Hardware RAID is not remotely accessible to the entire world.
> and OSDL? I agree that TOE has problems and many of the points addressed
> by others in this thread are valid concerns, but simply saying that
> because of these issues "TOE will never happen" or "TOE is Evil" is not
> going to make the desire of TOE from HW vendors go away. There needs to
> be an open discussion between HW vendors and the community to determine
> the best way to move forward. This includes addressing questions such as
> do we want TOE + non-TOE stacks running at the same time? (I propose
> a big no for that since the level of complexity has just increased
> many times). Do we want to support multiple TOEs? How do we handle
> routing between TOEs? Etc... We either need to start thinking about
Answering those questions implies that TOE is a good idea. That still
is still an open question.
The community has been _trying_ to dialogue with people interested in a
progressive solution that actually addresses the problems we raise. I
haven't seen a single response.
I don't see any dialogue at all. The examples I have seen so far are HW
vendors saying "we are doing TOE" not "should we be doing TOE?"

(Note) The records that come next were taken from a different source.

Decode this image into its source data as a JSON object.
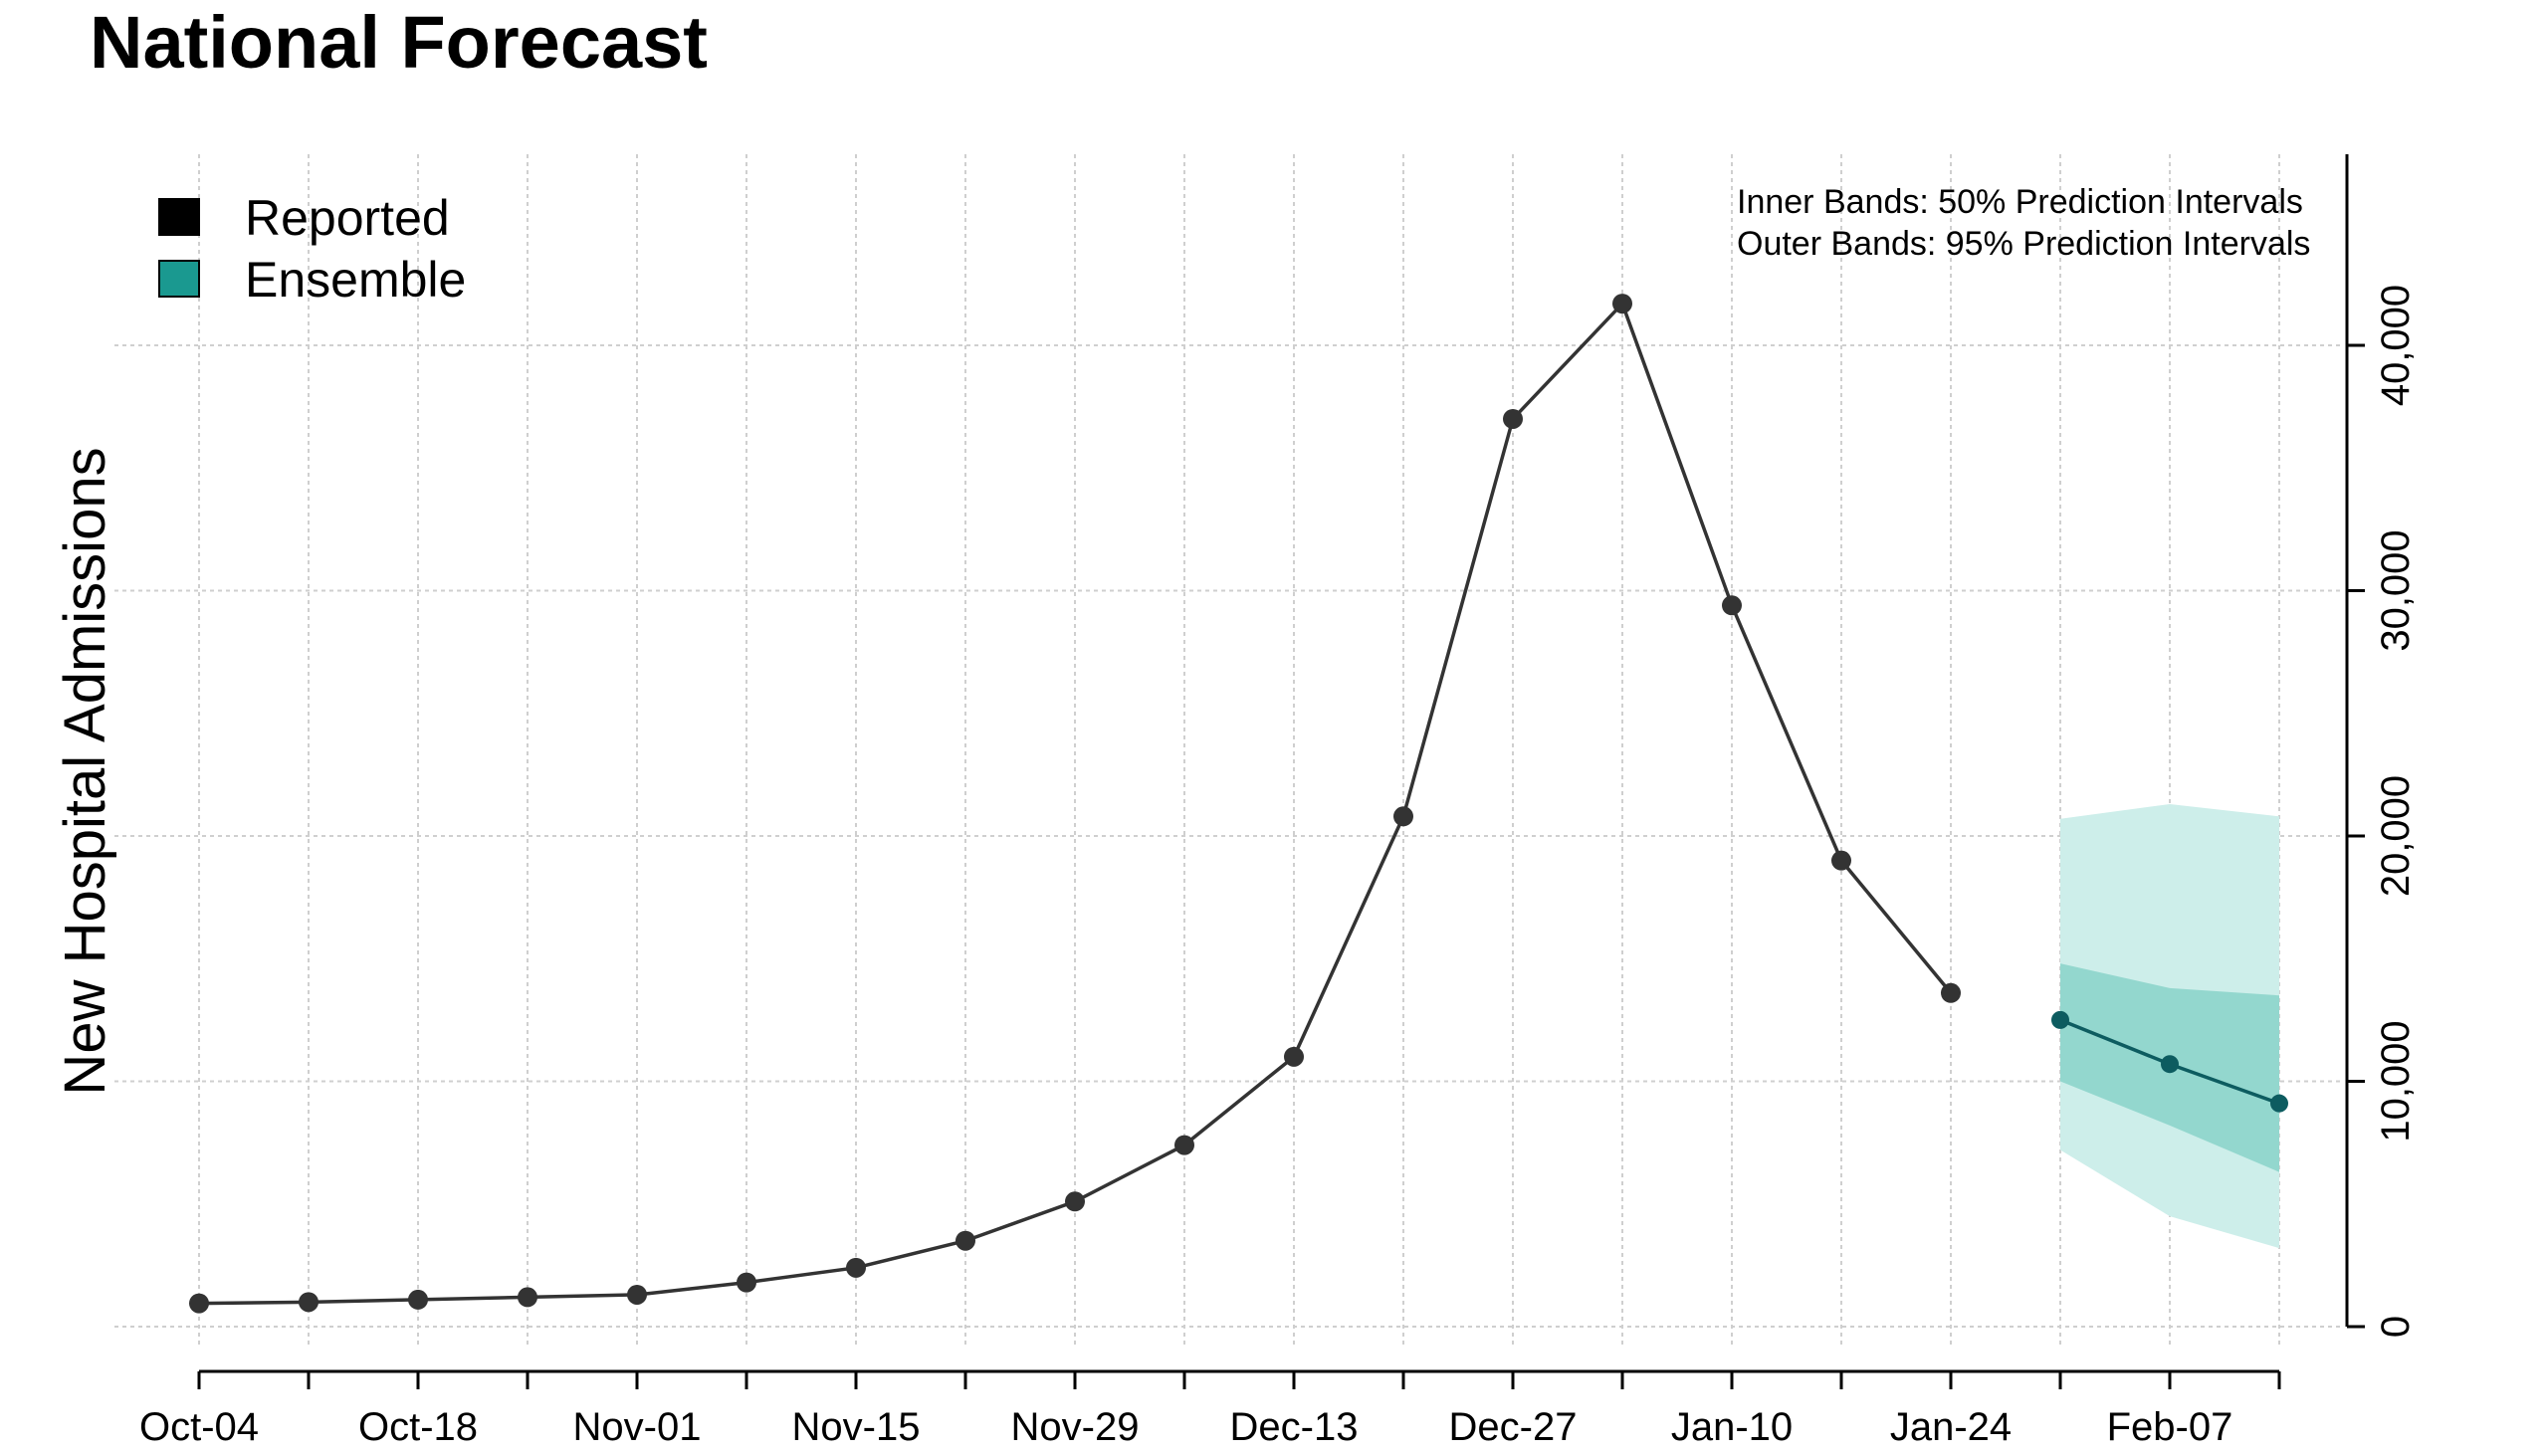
{
  "chart_data": {
    "type": "line",
    "title": "National Forecast",
    "ylabel": "New Hospital Admissions",
    "xlabel": "",
    "ylim": [
      0,
      48000
    ],
    "yticks": [
      0,
      10000,
      20000,
      30000,
      40000
    ],
    "ytick_labels": [
      "0",
      "10,000",
      "20,000",
      "30,000",
      "40,000"
    ],
    "x_index_range": [
      -1,
      19.2
    ],
    "xticks": [
      0,
      1,
      2,
      3,
      4,
      5,
      6,
      7,
      8,
      9,
      10,
      11,
      12,
      13,
      14,
      15,
      16,
      17,
      18,
      19
    ],
    "xtick_labels": {
      "0": "Oct-04",
      "2": "Oct-18",
      "4": "Nov-01",
      "6": "Nov-15",
      "8": "Nov-29",
      "10": "Dec-13",
      "12": "Dec-27",
      "14": "Jan-10",
      "16": "Jan-24",
      "18": "Feb-07"
    },
    "grid": true,
    "legend_position": "top-left",
    "legend": [
      {
        "label": "Reported",
        "color": "#000000"
      },
      {
        "label": "Ensemble",
        "color": "#1a9990"
      }
    ],
    "notes": [
      "Inner Bands: 50% Prediction Intervals",
      "Outer Bands: 95% Prediction Intervals"
    ],
    "series": [
      {
        "name": "Reported",
        "color": "#333333",
        "x": [
          0,
          1,
          2,
          3,
          4,
          5,
          6,
          7,
          8,
          9,
          10,
          11,
          12,
          13,
          14,
          15,
          16
        ],
        "values": [
          950,
          1000,
          1100,
          1200,
          1300,
          1800,
          2400,
          3500,
          5100,
          7400,
          11000,
          20800,
          37000,
          41700,
          29400,
          19000,
          13600
        ]
      },
      {
        "name": "Ensemble",
        "color": "#0d5c60",
        "x": [
          17,
          18,
          19
        ],
        "values": [
          12500,
          10700,
          9100
        ],
        "inner_lower": [
          10000,
          8200,
          6300
        ],
        "inner_upper": [
          14800,
          13800,
          13500
        ],
        "outer_lower": [
          7200,
          4500,
          3200
        ],
        "outer_upper": [
          20700,
          21300,
          20800
        ]
      }
    ],
    "colors": {
      "outer_band": "#cdeeea",
      "inner_band": "#93d7ce",
      "grid": "#cfcfcf",
      "reported_point": "#333333",
      "ensemble_point": "#0d5c60"
    }
  }
}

DaveM has been dropping ever-more-blatant hints about an efficient
design. Who has listened?
> these issues now or we'll be stuck with crap implementation requirements
> due to already existing TOE support in other OSes. In a perfect academic
> world TOE might be a horrid idea that should die, but the HW vendors have
> already decided to move in this direction? How is linux going to react to
> this: Just ignore it until it's too late or be pro-active about it?
Not all hardware vendors. One specific hardware vendor, with decades of
experience in TCP/IP and Unix, realizes that TOE is not the answer.
> A minimum step would be moving in the direction of FreeBSD and providing
> hooks for alternate stacks. That way if an embedded developer wanted
> to provide a different stack, he could do so and take full responsibility
> for supporting that kernel.
This is trivial. Just create your own character device driver and go to
town.
> Finally, I would like to point out that just b/c something is considered
> bad does not preclude it from being in the kernel. I think most kernel
> developers agree that PAE, I2O, ISAPNP and other technologies are broken
> and we wish they would die, yet Linux still supports them. Why? B/C the
> HW requires it. TOE is going to be no different.
TOE is vastly different.
As Alan said, nobody is stopping developers from maintaining their own
TOE fork of Linux. Under Linux, forks are _encouraged_, remember.